RENCONTRE AVEC CHIE HAYAKAWA – PLAN 75
La réalisatrice Chie Hayakawa livre un premier long-métrage glaçant et maîtrisé qui interroge la place des séniors dans la société japonaise, ainsi que la fin de vie, la mort et la solitude, dans un Japon dystopique mais réaliste.
Plan 75 est l’adaptation de votre précédent court-métrage éponyme, qui figurait dans l’anthologie Ten Years Japan, produit par Kore-Eda. La vôtre était déjà particulièrement pessimiste, quelle a été l’idée motrice derrière le Plan 75 ?
Chie Hayakawa : Plan 75 a tout de suite été une idée de long-métrage. À l’époque, j’avais envie d’en faire un film choral, avec cinq personnages principaux. Au même moment, on m’a fait cette proposition de Ten Years Japan, produit par Hirokazu Kore-Eda que j’admire énormément. L’idée c’était d’imaginer ce que serait le Japon dans dix ans, et je trouvais que cela collait très bien à l’idée de Plan 75.
Vous choisissez de centrer votre film sur un groupe de femmes septuagénaires, qui sont des personnages principaux très rares à l’écran. Était-ce un choix conscient ?
C.H : Il y’a en effet assez peu de films où les personnages principaux sont à la fois des personnes âgées et des femmes. C’est pour cette raison que j’ai voulu en faire mon héroïne et montrer ce qu’était la vie d’une personne âgée aujourd’hui, en prêtant attention aux détails de son quotidien, car c’est généralement assez peu vu à l’écran. Par contre, cela a été extrêmement difficile à monter, car les personnages âgés au cinéma au Japon de l’âge de Michi [l’héroïne] sont normalement secondaires et sont la plupart du temps des gentilles grands-mères au sein d’une grande famille. Or je voulais sortir de ce cliché et en faire le personnage principal de mon film. Cela a été un véritable obstacle au financement et nous n’avons pas réussi à trouver de société japonaise qui souhaitait financer le film pour cette raison précisément. Les premiers à nous avoir tendu la main ont été une société française et philippienne. Mais jusqu’au bout, les sociétés de production ont considéré qu’avoir une septuagénaire comme héroïne, ce n’était pas vendeur.
Toute l’horreur du film repose sur la dichotomie entre la cruauté de la discrimination et l’apparente douceur du dispositif d’accompagnement du Plan 75. A quel point est-ce quelque chose que vous ressentez dans la société japonaise ?
C.H : C’est très représentatif de l’état actuel de la société japonaise. Ces dernières années, il y a, je trouve, une tendance de la part des politiques à trouver des formules qui vont avoir un abord très bienveillant et solidaire, et qui en réalité, cachent des mesures extrêmement cruelles et discriminatoires.
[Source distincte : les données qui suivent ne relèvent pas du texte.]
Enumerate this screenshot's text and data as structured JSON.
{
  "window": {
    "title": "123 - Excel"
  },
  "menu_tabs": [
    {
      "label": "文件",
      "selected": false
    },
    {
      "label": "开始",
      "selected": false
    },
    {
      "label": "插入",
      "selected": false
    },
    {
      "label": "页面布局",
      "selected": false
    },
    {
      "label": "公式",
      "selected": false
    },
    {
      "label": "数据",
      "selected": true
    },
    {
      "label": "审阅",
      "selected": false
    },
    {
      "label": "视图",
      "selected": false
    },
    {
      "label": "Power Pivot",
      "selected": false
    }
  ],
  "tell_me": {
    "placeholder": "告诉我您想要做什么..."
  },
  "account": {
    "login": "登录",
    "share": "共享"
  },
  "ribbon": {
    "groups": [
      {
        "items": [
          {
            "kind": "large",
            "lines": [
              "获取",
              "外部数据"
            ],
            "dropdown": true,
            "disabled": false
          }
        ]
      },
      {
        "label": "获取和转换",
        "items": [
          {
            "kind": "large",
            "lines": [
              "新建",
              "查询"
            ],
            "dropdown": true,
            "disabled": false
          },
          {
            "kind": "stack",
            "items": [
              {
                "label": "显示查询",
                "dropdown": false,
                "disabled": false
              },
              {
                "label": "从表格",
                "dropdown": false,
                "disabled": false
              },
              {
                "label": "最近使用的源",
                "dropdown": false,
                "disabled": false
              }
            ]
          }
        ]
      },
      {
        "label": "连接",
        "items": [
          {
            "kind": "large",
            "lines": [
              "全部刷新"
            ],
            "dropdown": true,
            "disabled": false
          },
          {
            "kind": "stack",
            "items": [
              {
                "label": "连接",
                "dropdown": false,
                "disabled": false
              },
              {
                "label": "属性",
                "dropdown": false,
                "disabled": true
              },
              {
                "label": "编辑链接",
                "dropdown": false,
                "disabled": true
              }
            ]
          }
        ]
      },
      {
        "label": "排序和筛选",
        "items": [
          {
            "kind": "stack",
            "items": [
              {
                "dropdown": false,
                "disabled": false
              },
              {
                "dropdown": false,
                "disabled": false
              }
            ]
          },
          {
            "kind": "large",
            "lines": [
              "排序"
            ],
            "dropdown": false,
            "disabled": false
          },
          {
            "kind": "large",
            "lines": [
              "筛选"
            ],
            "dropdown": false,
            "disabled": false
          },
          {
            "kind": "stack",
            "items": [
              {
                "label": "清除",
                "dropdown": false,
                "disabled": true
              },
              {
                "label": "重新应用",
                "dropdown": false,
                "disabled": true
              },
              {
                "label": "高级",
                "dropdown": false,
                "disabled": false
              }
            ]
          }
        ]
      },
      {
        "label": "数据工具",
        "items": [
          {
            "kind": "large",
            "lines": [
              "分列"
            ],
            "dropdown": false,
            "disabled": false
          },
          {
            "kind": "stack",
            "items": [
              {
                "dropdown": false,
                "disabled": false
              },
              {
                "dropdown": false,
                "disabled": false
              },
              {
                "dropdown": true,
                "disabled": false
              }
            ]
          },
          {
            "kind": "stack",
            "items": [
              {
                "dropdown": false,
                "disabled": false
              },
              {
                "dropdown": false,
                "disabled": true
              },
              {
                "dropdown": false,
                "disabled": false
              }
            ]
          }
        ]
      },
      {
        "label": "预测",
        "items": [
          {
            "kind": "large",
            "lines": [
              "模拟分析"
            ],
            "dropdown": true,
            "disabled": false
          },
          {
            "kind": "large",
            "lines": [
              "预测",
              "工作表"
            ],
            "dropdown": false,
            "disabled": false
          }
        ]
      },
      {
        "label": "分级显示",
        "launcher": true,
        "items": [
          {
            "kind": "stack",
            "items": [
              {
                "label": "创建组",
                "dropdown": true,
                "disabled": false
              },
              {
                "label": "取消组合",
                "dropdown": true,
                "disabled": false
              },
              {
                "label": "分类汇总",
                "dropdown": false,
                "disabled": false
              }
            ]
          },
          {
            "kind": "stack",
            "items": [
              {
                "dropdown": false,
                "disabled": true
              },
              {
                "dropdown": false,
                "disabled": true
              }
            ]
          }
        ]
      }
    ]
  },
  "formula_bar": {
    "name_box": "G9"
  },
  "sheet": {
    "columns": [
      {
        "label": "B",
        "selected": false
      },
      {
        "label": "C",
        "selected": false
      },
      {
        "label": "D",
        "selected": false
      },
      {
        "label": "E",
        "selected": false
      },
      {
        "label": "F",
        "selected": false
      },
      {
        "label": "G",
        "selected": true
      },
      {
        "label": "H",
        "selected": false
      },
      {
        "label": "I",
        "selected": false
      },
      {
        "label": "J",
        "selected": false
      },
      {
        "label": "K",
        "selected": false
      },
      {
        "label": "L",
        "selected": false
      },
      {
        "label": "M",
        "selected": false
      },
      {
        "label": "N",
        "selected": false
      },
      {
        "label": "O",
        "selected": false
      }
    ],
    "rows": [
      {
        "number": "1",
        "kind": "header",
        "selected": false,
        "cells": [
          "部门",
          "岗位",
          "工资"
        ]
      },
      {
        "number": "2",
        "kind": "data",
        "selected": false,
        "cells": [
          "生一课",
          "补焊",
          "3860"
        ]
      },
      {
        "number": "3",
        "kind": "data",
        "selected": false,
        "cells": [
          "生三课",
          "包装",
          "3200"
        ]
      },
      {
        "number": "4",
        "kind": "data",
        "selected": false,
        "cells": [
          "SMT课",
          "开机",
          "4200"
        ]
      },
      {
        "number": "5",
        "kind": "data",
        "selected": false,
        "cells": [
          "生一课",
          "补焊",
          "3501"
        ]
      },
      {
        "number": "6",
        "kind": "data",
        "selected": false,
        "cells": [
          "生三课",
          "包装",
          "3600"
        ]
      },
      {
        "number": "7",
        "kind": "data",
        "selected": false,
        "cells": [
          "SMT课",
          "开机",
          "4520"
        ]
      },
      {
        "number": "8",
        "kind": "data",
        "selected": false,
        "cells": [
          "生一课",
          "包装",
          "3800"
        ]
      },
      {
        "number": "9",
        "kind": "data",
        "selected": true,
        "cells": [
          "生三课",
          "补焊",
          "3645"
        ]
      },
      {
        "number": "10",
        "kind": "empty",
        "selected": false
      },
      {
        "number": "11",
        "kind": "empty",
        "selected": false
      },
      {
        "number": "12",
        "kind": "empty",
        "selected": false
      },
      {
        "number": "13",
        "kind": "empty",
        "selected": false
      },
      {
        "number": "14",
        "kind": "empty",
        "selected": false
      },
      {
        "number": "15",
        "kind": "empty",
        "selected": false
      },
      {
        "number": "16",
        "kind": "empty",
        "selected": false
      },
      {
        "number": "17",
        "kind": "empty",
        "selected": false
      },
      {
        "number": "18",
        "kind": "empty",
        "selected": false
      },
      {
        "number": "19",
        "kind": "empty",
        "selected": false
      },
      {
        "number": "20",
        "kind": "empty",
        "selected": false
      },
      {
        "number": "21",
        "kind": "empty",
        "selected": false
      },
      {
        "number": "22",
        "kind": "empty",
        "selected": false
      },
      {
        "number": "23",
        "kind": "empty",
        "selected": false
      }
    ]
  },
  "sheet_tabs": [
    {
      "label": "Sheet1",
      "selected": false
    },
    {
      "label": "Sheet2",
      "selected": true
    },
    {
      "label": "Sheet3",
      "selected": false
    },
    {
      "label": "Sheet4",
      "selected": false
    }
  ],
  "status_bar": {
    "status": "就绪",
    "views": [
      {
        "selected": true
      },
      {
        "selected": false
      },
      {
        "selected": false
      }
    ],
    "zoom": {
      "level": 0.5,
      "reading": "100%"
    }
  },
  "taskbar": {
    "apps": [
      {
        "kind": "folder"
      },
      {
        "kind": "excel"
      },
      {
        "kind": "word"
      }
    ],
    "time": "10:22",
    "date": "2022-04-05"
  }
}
Par exemple, il y a en ce moment une grande campagne avec un slogan qui dit quelque chose comme « 100 millions de japonais au travail » pour promouvoir le plein emploi.Sauf que derrière cette formule, il y a cette idée que le gouvernement ne peut plus prendre en charge le chômage et que chacun et chacune doit pouvoir supporter la charge individuellement en travaillant et en contribuant à l’effort national. Ce n’est pas un élan de solidarité, mais plutôt un désengagement total de la part du gouvernement japonais par rapport aux citoyen‧nes. Le Plan 75 est un peu l’emblème de ces formules aguicheuses et déshumanisantes.
Vous traitez frontalement la question de l’euthanasie dans votre film, sans aucun manichéisme, et vous osez surtout aborder toute la question éthique qui encadre la fin de vie à travers celles et ceux qui le pratiquent : l’aide soignante, la conseillère téléphonique, le recruteur du gouvernement … Comment avez-vous travaillé à montrer cet envers du décor ?
C.H : Ce n’est pas forcément un film sur l’euthanasie. J’ai été très précautionneuse de ne froisser aucun parti et de ne prendre aucune position sur le sujet. La question était plutôt pour moi celle du droit de vie ou de mort que l’État peut s’octroyer à l’égard de ses citoyen‧nes, qui pour moi représente un vrai danger. Je voulais avant tout décrire cette situation en amont de la question de l’euthanasie, et particulièrement sur l’ingérence de l’État, qui fait subir des pressions à travers un bel emballage.
De cette question très politique découle une sorte de vertige existentiel sur la solitude et l’angoisse de la mort de ces séniors, qui s’étend alors à toutes les générations.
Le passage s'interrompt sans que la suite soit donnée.